Benefits of Distributed Application Development
Because you ve chosen to read a book on .NET Remoting, you probably have some specific scenarios in mind for distributing an application. For completeness, we should mention a few of the general reasons for choosing to distribute applications.
Fault Tolerance
One benefit of distributed applications which arguably is also one challenge of using them is the notion of fault tolerance. Although the concept is simple, a wide body of research is centered on fault-tolerant algorithms and architectures. Fault tolerance means that a system should be resilient when failures within the system occur. One cornerstone of building a fault-tolerant system is redundancy. For example, an automobile has two headlights. If one headlight burns out, it s likely that the second headlight will continue to operate for some time, allowing the driver to reach his or her destination. We can hope that the driver replaces the malfunctioning headlight before the remaining one burns out!

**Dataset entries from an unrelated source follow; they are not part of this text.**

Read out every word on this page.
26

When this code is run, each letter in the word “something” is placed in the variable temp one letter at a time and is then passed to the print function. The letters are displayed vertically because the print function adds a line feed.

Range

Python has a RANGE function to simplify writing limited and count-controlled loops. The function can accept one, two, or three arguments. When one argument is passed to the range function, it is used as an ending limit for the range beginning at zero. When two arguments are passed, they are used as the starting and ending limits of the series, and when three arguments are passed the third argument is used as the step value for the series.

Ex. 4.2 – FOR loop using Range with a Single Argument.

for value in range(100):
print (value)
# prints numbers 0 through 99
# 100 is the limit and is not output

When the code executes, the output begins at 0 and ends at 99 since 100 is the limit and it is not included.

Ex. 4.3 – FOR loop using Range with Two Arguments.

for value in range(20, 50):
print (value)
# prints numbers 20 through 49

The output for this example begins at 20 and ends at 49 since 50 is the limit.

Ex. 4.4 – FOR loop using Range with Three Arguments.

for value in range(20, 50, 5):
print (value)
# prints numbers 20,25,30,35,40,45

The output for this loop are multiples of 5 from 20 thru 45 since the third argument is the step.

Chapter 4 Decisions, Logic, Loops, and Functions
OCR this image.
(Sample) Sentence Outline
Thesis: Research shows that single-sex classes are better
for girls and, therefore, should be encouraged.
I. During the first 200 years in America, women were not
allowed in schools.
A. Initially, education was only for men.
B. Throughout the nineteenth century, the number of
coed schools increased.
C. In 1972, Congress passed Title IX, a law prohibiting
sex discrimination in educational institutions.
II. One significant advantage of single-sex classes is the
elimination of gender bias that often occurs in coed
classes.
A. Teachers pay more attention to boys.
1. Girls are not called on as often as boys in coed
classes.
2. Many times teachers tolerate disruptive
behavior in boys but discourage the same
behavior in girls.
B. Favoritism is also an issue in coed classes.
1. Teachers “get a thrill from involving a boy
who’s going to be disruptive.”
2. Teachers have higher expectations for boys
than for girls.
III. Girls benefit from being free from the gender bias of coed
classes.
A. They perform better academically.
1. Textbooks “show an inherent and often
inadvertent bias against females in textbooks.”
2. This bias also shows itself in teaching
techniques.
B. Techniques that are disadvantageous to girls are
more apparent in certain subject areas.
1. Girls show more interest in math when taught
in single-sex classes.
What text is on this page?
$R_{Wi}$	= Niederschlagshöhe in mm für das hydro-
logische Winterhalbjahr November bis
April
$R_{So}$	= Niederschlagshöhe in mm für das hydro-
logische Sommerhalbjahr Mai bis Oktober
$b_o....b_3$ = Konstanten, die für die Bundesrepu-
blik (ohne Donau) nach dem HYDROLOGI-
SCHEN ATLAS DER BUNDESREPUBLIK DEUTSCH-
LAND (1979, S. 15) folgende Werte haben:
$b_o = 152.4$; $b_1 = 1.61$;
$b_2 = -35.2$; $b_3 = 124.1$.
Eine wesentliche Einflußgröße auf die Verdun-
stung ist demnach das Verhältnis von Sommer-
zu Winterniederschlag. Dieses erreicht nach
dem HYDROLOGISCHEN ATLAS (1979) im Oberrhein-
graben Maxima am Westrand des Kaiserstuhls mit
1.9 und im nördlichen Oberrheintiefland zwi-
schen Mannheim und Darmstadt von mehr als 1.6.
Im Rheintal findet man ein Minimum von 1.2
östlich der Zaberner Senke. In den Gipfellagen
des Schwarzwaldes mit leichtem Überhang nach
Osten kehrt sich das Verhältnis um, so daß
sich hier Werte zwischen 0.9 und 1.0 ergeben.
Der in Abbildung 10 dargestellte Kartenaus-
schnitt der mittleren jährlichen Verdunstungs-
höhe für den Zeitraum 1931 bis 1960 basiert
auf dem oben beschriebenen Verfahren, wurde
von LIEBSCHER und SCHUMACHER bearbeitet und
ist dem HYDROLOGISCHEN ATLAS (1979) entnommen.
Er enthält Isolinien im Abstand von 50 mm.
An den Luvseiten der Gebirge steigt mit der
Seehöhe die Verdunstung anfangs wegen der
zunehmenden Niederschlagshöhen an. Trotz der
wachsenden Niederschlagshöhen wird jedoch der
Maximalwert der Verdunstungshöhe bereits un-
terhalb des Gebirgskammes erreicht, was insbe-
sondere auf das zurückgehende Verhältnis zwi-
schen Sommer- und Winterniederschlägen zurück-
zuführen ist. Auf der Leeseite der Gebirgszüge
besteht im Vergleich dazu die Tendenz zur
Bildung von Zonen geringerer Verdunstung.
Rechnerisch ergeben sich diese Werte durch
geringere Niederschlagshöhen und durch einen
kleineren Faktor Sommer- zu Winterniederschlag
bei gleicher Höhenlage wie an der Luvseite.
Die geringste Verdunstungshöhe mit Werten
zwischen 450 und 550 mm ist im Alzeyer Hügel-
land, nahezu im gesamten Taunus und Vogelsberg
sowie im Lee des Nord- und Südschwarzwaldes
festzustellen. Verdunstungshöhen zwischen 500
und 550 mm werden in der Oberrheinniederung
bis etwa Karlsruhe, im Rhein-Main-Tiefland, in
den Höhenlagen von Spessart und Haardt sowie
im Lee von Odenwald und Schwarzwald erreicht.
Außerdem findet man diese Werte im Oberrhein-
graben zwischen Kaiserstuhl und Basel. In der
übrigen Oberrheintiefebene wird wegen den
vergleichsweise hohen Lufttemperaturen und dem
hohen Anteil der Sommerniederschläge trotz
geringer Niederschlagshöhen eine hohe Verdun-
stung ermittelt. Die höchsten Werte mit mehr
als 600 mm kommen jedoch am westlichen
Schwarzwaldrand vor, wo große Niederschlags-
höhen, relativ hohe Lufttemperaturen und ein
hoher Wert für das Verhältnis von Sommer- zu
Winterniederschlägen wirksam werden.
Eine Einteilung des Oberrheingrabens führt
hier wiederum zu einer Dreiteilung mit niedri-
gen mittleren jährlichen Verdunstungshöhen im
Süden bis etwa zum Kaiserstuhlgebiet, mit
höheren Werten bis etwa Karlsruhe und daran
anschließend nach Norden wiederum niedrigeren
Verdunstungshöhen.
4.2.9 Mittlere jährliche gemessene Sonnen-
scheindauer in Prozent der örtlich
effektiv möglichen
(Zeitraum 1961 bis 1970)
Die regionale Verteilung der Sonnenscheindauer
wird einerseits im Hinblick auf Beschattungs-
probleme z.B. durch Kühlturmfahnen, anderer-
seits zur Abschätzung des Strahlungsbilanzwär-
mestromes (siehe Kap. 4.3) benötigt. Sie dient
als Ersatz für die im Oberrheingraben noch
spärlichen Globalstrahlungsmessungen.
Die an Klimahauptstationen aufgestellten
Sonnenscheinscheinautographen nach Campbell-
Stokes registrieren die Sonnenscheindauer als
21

By its very nature, distributed application development affords the opportunity to build fault-tolerant software systems by applying the concept of redundancy to distributed objects. Distributing duplicate code functionality or, in the case of object-oriented application development, copies of objects to various nodes increases the probability that a fault occurring on one node won t affect the redundant objects running at the other nodes. Once the failure occurs, one of the redundant objects can begin performing the work for the failed node, allowing the system as a whole to continue to operate.
Scalability
Scalability is the ability of a system to handle increased load with only an incremental change in performance. Just as distributed applications enable fault-tolerant systems, they allow for scalability by distributing various functional areas of the application to separate nodes. This reduces the amount of processing performed on a single node and, depending on the design of the application, can allow more work to be done in parallel.
The most powerful cutting-edge hardware is always disproportionately expensive compared to slightly less powerful machines. As mentioned earlier in the three-tier design discussion, partitioning a monolithic application into separate modules running on different machines usually gives far better performance relative to hardware costs. This way, a few expensive and powerful server machines can service many cheaper, less powerful client machines. The expensive server CPUs can stay busy servicing multiple simultaneous client requests while the cheaper client CPUs idle, waiting for user input.
Administration
Few IT jobs are as challenging as managing the hardware and software configurations of a large network of PCs. Maintaining duplicate code across many geographically separated machines is labor intensive and failure prone. It s much easier to migrate most of the frequently changing code to a centralized repository and provide remote access to it.
With this model, changes to business rules can be made on the server with little or no interruption of client service. The prime example of this model is the thin-client revolution. Thin-client architectures (usually browser-based clients) have most, if not all, of the business rules centrally located on the server. With browser-based systems, deployment costs are virtually negligible because Web servers house even presentation-layer code that the clients download on every access.
The principle of reduced administration for server-based business rules holds true even with traditional thick-client architectures too. If thick clients are primarily responsible for presenting data and validating input, the application can be partitioned so that the server houses the logic most likely to change.